Reste, pour ressusciter l'intérêt désormais bien mort, l'univers post-humain esquissé en arrière-plan avec un souci de vraisemblance techno scientifique louable, comme en témoigne la bibliographie imprimée en fin d'ouvrage. Hélas, une fois de plus, aucune bonne surprise. Juste un air lancinant de déjà-vu. Spin state n'est pas le roman bouleversant qui propulse sur une orbite jamais atteinte auparavant la science-fiction du XXIe siècle. On s'accommodera à la place d'un ersatz qui rappelle fortement Dune de Frank Herbert. Pour cela, il suffit de remplacer l'épice par les condensats de Bose-Einstein, la Guilde par l'ONU, les Grandes Maisons par les Ligues et les Multiplanétaires, les Frémens par les mineurs du monde de Compson… Bon, je force sans doute un peu le trait car évidemment, Dune bénéficie d'un background autrement plus approfondi, d'une réflexion sur le devenir de l'humanité bien plus étendue et puis, il n'est pas question d'intelligence artificielle dans le roman de Frank Herbert, Jihad Butlérien oblige.

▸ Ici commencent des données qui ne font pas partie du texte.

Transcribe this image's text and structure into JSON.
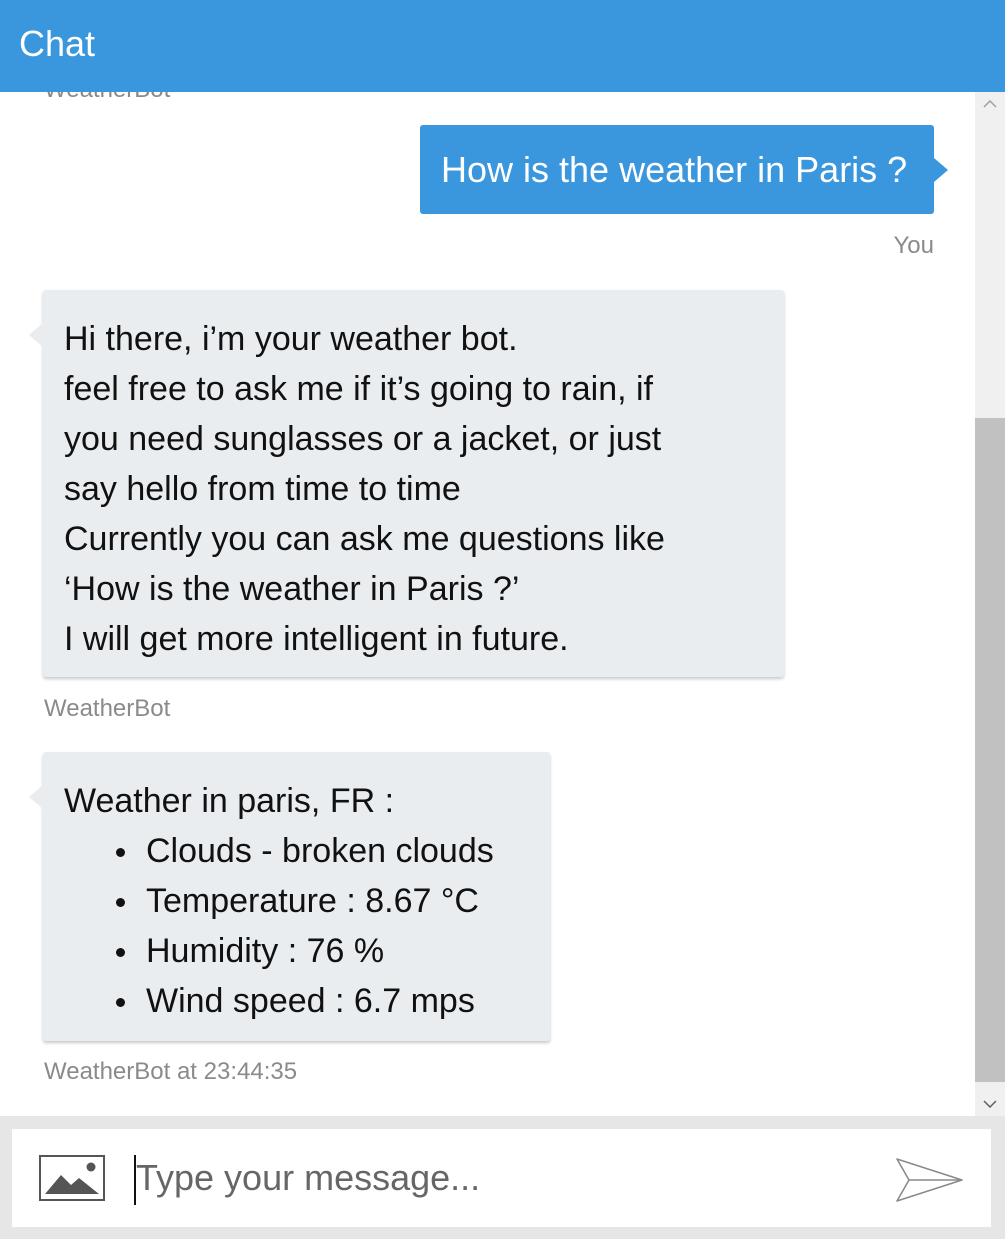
{
  "header": {
    "title": "Chat"
  },
  "history": {
    "cut_label": "WeatherBot",
    "messages": [
      {
        "from": "user",
        "text": "How is the weather in Paris ?",
        "label": "You"
      },
      {
        "from": "bot",
        "lines": [
          "Hi there, i’m your weather bot.",
          "feel free to ask me if it’s going to rain, if",
          "you need sunglasses or a jacket, or just",
          "say hello from time to time",
          "Currently you can ask me questions like",
          "‘How is the weather in Paris ?’",
          "I will get more intelligent in future."
        ],
        "label": "WeatherBot"
      },
      {
        "from": "bot",
        "heading": "Weather in paris, FR :",
        "bullets": [
          "Clouds - broken clouds",
          "Temperature : 8.67 °C",
          "Humidity : 76 %",
          "Wind speed : 6.7 mps"
        ],
        "label": "WeatherBot at 23:44:35"
      }
    ]
  },
  "input": {
    "value": "",
    "placeholder": "Type your message..."
  },
  "icons": {
    "upload": "image-icon",
    "send": "send-icon",
    "scroll_up": "chevron-up-icon",
    "scroll_down": "chevron-down-icon"
  },
  "colors": {
    "accent": "#3a96dd",
    "bot_bubble": "#eaedf0",
    "meta_text": "#8a8a8a"
  }
}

Bref, rien de vraiment nouveau dans ce roman qui ne dépasse pas le cap de la distraction conformiste et au final très ennuyeuse.

Peste

La parution en France d'un nouveau roman de Chuck Palahniuk est toujours un petit événement. Au moins auprès de ses fans ; regardez-vous dans un miroir avant de me contredire. Il faut cependant reconnaître que l'auteur états-unien nous avait beaucoup déçu avec ses derniers titres car, avouons-le sans ambages, il semblait s'enferrer dans une routine sexe/violence/provocation un peu lassante. Bonne nouvelle, avec Rant — abandonnons l'oubliable titre français — Chuck Palahniuk est de retour ! Et plutôt que de répéter l'argument du roman qui se cantonne à « comment ai-je rencontré Rant, que sais-je de sa vie et comment a-t-il transformé la mienne ? », décortiquons la mécanique de ce retour en verve.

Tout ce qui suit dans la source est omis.